Gaming | Casino stocks surge amid China-HK border reopening optimism

Macau casino stocks in New York surged by up to 6.19% yesterday as a result of speculation that Hong Kong’s border will soon reopen.
This comes after a delegation of medical experts from mainland China visited the neighboring region for a four-day visit to the city’s anti-pandemic facilities as both Hong Kong and Beijing are in discussions regarding the launch of quarantine-free travel between the two regions, which they reportedly seek to begin from “early December.”
Previously, Hong Kong’s Chief Executive Carrie Lam said that it was the government’s priority to relax border restrictions with mainland China in preference to opening up to international travel.
With the speculation, casino stocks of American-listed companies have risen, with Las Vegas Sands recording the largest surge at 6.19%.
This was followed by Melco Resorts and Entertainment, which had an increase of 5.3%,
Wynn Resorts, which recorded a surge of 4%, and MGM Resorts, which mostly relies on its American operations, at 0.59%.
Hong Kong is a crucial feeder market for Macau visitors, as one out of five visitors in Macau normally hails from the neighboring region.
However, its tourists are currently required to complete a 14-day quarantine period upon arrival in Macau – despite the long-planned travel bubble the two regions aimed to create during the first half of this year.
On Monday, the government lengthened the required validity of negative nucleic acid for arrivals from Hong Kong to 72 hours.
Earlier this month, analysts from Sanford C. Bernstein noted that a potential Hong Kong-China reopening would “allow Macau to drop its quarantine requirements for Hong Kong residents, which historically comprised [circa] 15%+ of Macau’s gaming business.”

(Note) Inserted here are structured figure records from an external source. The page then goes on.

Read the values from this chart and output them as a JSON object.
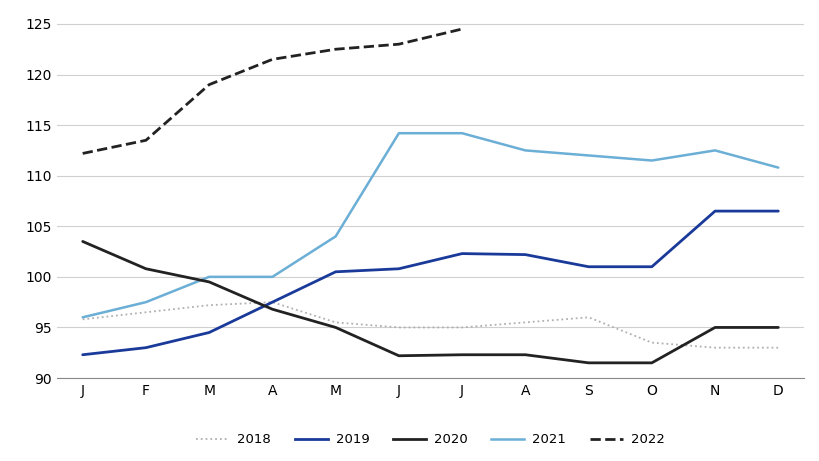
{
  "months": [
    "J",
    "F",
    "M",
    "A",
    "M",
    "J",
    "J",
    "A",
    "S",
    "O",
    "N",
    "D"
  ],
  "series": {
    "2018": [
      95.8,
      96.5,
      97.2,
      97.5,
      95.5,
      95.0,
      95.0,
      95.5,
      96.0,
      93.5,
      93.0,
      93.0
    ],
    "2019": [
      92.3,
      93.0,
      94.5,
      97.5,
      100.5,
      100.8,
      102.3,
      102.2,
      101.0,
      101.0,
      106.5,
      106.5
    ],
    "2020": [
      103.5,
      100.8,
      99.5,
      96.8,
      95.0,
      92.2,
      92.3,
      92.3,
      91.5,
      91.5,
      95.0,
      95.0
    ],
    "2021": [
      96.0,
      97.5,
      100.0,
      100.0,
      104.0,
      114.2,
      114.2,
      112.5,
      112.0,
      111.5,
      112.5,
      110.8
    ],
    "2022": [
      112.2,
      113.5,
      119.0,
      121.5,
      122.5,
      123.0,
      124.5,
      null,
      null,
      null,
      null,
      null
    ]
  },
  "colors": {
    "2018": "#b0b0b0",
    "2019": "#1a3a9a",
    "2020": "#222222",
    "2021": "#6baed6",
    "2022": "#222222"
  },
  "linestyles": {
    "2018": "dotted",
    "2019": "solid",
    "2020": "solid",
    "2021": "solid",
    "2022": "dashed"
  },
  "linewidths": {
    "2018": 1.3,
    "2019": 2.0,
    "2020": 2.0,
    "2021": 1.8,
    "2022": 2.0
  },
  "ylim": [
    90,
    126
  ],
  "yticks": [
    90,
    95,
    100,
    105,
    110,
    115,
    120,
    125
  ],
  "background_color": "#ffffff",
  "grid_color": "#d0d0d0",
  "axis_color": "#888888"
}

“A reopening with Hong Kong would be a positive impact on Macau and successful reopening for HK/China travel could lead to continued easing of travel restrictions between China and Macau,” analysts at the brokerage added.
China, Hong Kong and Macau’s zero tolerance policy has meant strict border measures imposed by the regions, which may also lead to a potential hurdle to recovery – particularly for the city’s gaming sector.
This is largely in contrast with other countries, which have lifted their restrictions on movement and normalized Covid-19.
Meanwhile, as cited in a CNBC report, David Katz from Jefferies Analsyts stated, “The Macau market could be close to bottoming with [the] current local Covid-19 outbreak in China failing to single-digit daily cases and a partial China-Hong Kong border opening possible before year-end.”